With CUDA_ARCH_BIN you can specify the CUDA compute capability of your card, which typically will speedup compilation. If do not know your compute capability, you can leave that flag out.

To make sure everything worked, check the output of the cmake line and look for CUDA and FFMPEG.

Compilation of dense-flow

Let's assume OpenCV is installed in /some/path/opencv. You now need to tell dense-flow's Makefile that path. To do this, edit Makefile.config and modify the paths in the second and third line. Example:

INCLUDE=-I/some/path/opencv/include -Iinclude/
LIB=-L/some/path/opencv/lib

Once this is done, simply run:

mkdir build
make

Running dense-flow

For convenience, we included a little script build-flow.sh that can batch process videos.
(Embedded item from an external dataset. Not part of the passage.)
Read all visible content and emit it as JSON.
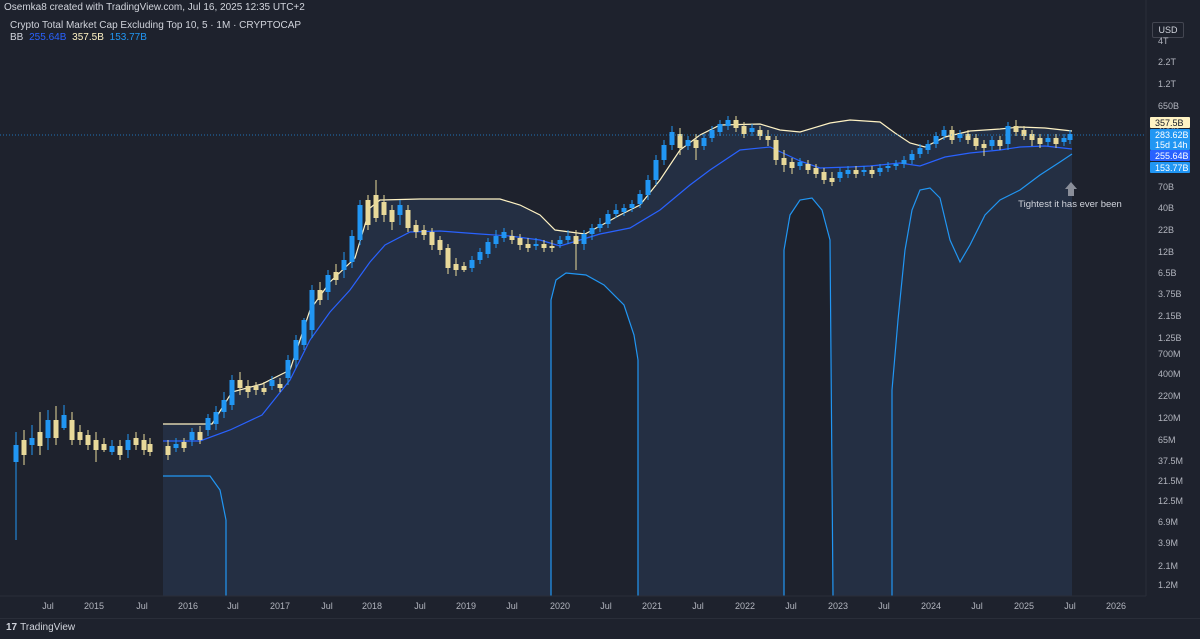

You first need to edit line 19 and change LD_LIBRARY_PATH to point to your OpenCV installation. Do NOT forget this step, as the program might otherwise try to load a preinstalled version of OpenCV (which do not have CUDA support). Again assuming OpenCV is installed at /some/path/opencv, you would write:

LD_LIBRARY_PATH=/some/path/opencv/lib build/denseFlow_gpu .........

Now, we need to provide a list of the video files we would like to process. Under Linux, you can do the following:

find /path/to/your/videos -name "*.mp4" > files.txt

This should list all *.mp4 files line-by-line in the textfile files.txt.

Once this is done, you are ready to go. Just execute:

bash build-flow.sh

Serialization

In case of long video files, generating thousands of jpegs may be inconvenient for copying. We added the possibility to serialize them into one file. If you want to use this feature, please compile with make serialize. Note: Serialization requires boost library!

File format

All jpegs are encoded as a string (using OpenCV's imencode). The resulting vector of string is serialized using boost. unpacker.cc provides an example of how to extract the jpegs.

Chunks

After 20000 files, the serialized files are written to disk, and a new chunk is started. This can be changed by redefining MAX_FILES_PER_CHUNK in common.hh.

Compilation

To compile, create 'build' directory, and run 'make serialize'.

Usage without the bash script

Example: ./denseFlow_gpu --vidFile="video.mp4" --xFlowFile="flow_x" --yFlowFile="flow_y" --imgFile="im" --bound=16 --type=2 --device_id=0 --step=10

Reads from file video.mp4, saving the Dense Optical flow with corresponding path prefixes flow_x / flow_y, the images with path prefix im, cuts off all flow values < -16 and > 16, using method 2 (Brox Optical Flow) on GPU 0, sampling only every 10th frame.